Sales and production capacity are advancing simultaneously, and commercialization of products is beginning to bear fruit. The company's domestic sales model is mainly self-operated. Some regions have commissioned Baiyang Pharmaceutical sales as a supplement to speed up the marketization process of paclitaxel products. In 2022, the company's sales force was expanded to 120 people, and the hospital terminal sales map was laid out to further strengthen terminal coverage. Currently, the company is in the dual promotion stage of DTP pharmacy and hospital side store sales+hospital admissions, and sales in some regions are expected to enter a sales period when the number of admissions increases. By the end of 2022, the company added an annual production capacity of 1 million units, and is expected to be commercialized officially in mid-2023. In 2023, the company raised capital for “Annual output of 5 million paclitaxel polymer micelles for injection and construction of supporting facilities”, with a view to rapidly increasing production capacity to meet future market sales demand for injectable paclitaxel polymer micelles. The company's penetration rate in 2022 was about 0.66%. Considering the expansion of the company's sales force and the base of 24 clinical hospitals, the company is expected to achieve 1.55%, 2.29%, and 3.7% in 2023-2025.

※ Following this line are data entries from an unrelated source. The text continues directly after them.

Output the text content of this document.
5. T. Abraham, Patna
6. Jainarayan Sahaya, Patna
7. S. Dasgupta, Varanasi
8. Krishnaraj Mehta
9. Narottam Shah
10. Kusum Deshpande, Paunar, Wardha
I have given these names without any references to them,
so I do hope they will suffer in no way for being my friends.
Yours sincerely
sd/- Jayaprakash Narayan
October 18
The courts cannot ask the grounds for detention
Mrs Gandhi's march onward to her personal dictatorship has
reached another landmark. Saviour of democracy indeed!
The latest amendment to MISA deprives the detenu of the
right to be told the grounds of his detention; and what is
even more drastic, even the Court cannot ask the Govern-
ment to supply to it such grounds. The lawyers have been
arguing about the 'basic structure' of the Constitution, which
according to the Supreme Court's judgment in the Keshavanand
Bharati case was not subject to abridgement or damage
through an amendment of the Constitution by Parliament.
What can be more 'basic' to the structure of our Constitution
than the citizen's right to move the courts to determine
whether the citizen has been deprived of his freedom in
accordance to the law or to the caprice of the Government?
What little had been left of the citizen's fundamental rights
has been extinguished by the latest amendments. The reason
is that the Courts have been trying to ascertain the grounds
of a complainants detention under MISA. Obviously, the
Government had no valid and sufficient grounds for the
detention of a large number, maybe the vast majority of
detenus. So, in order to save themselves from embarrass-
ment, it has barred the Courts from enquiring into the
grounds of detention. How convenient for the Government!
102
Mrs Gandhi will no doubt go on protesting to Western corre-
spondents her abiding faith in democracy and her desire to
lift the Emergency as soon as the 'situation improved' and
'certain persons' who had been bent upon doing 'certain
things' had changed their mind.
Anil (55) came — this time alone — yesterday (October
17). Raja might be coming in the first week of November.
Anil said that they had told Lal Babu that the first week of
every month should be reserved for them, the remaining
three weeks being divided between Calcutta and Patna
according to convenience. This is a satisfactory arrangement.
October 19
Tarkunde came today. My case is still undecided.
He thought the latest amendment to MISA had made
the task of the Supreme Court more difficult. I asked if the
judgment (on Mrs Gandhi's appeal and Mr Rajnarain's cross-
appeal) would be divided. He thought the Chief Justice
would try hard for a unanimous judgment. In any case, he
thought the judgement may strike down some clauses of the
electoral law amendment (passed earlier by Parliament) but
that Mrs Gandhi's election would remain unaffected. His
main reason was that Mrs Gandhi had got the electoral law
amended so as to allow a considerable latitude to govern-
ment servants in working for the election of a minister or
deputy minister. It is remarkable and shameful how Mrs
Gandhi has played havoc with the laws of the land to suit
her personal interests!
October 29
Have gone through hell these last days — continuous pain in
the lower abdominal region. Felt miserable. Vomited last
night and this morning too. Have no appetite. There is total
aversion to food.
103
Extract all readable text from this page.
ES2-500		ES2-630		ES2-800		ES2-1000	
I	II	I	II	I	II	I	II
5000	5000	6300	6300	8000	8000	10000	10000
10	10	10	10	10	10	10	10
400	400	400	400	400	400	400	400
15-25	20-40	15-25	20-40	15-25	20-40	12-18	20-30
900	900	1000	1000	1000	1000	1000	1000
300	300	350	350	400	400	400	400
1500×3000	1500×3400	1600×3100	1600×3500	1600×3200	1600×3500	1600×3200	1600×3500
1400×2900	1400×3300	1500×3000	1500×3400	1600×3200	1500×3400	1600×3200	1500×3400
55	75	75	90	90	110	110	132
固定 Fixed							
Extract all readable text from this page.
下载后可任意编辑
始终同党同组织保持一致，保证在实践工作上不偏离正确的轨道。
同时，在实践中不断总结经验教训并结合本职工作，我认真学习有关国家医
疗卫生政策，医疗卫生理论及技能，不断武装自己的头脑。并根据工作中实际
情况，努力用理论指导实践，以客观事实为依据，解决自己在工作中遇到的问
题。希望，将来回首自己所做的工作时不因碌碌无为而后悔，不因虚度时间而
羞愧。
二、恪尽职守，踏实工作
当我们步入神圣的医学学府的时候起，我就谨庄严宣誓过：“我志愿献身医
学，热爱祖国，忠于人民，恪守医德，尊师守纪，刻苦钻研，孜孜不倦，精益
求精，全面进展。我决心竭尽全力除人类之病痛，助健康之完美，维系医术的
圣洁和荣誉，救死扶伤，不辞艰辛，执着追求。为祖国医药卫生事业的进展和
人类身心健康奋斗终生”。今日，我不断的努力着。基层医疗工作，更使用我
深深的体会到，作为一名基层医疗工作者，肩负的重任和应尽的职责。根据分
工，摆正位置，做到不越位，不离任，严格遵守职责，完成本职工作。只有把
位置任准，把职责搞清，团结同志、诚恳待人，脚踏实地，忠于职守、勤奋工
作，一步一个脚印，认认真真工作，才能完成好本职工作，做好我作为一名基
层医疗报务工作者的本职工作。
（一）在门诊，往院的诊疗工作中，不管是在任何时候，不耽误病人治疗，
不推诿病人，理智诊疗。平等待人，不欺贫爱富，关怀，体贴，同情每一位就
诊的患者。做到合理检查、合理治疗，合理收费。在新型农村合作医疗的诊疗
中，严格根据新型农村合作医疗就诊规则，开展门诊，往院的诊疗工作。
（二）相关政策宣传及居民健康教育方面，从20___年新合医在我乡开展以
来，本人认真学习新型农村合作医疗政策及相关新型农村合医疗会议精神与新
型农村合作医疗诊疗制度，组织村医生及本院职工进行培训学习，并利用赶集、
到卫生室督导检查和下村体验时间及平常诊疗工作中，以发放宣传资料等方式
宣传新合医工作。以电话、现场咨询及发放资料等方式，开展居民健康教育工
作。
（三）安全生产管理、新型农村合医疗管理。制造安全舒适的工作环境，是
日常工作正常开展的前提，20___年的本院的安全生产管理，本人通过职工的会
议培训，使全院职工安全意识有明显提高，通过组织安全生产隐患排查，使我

Steadily advancing research pipelines
Actively promoting the expansion of paclitaxel micellar indications. Breast cancer has now been approved by the CFDA for phase III clinical trials. It is expected that phase III clinical trials will be completed in 2024-2025, further advancing the product commercialization process. Breast cancer is the disease with the highest incidence rate in the world, and after approval of this indication, paclitaxel micellar sales are expected to reach new heights. The company also promotes research and development of two types of targeted nano-paclitaxel polymer micelles, namely targeted polypeptide-coupled nano-micelles for the treatment of pancreatic tumors and targeted small-molecule conjugated nano-micelles drugs for the treatment of prostate tumors and pancreatic tumors. By modifying targeted peptides/small molecules on the surface of paclitaxel nanomicelles, they form an actively targeted nanopharmaceutical delivery system to increase drug concentration in tumor tissue. Leveraging the advantages of polymer excipients synthesis and nano-drug delivery system R&D platforms, the company has developed two types of targeted nano-micellar drugs for solid tumors: docetaxel micelles and cabataxel micelles, all of which are currently in the pre-clinical research stage.
Profit forecasting
It is predicted that the company's revenue for 2023-2025 will be 588, 11.14, and 1,360 million yuan respectively, net profit of 307, 581 and 702 million yuan respectively, and EPS of 2.13, 4.04, and 4.88 yuan respectively. The current stock price corresponding to PE is 45.1, 23.8, and 19.7 times respectively, giving a “buy” investment rating.
Risk warning
Risks such as increased competition, falling short of expectations in sales, and reliance on a single product.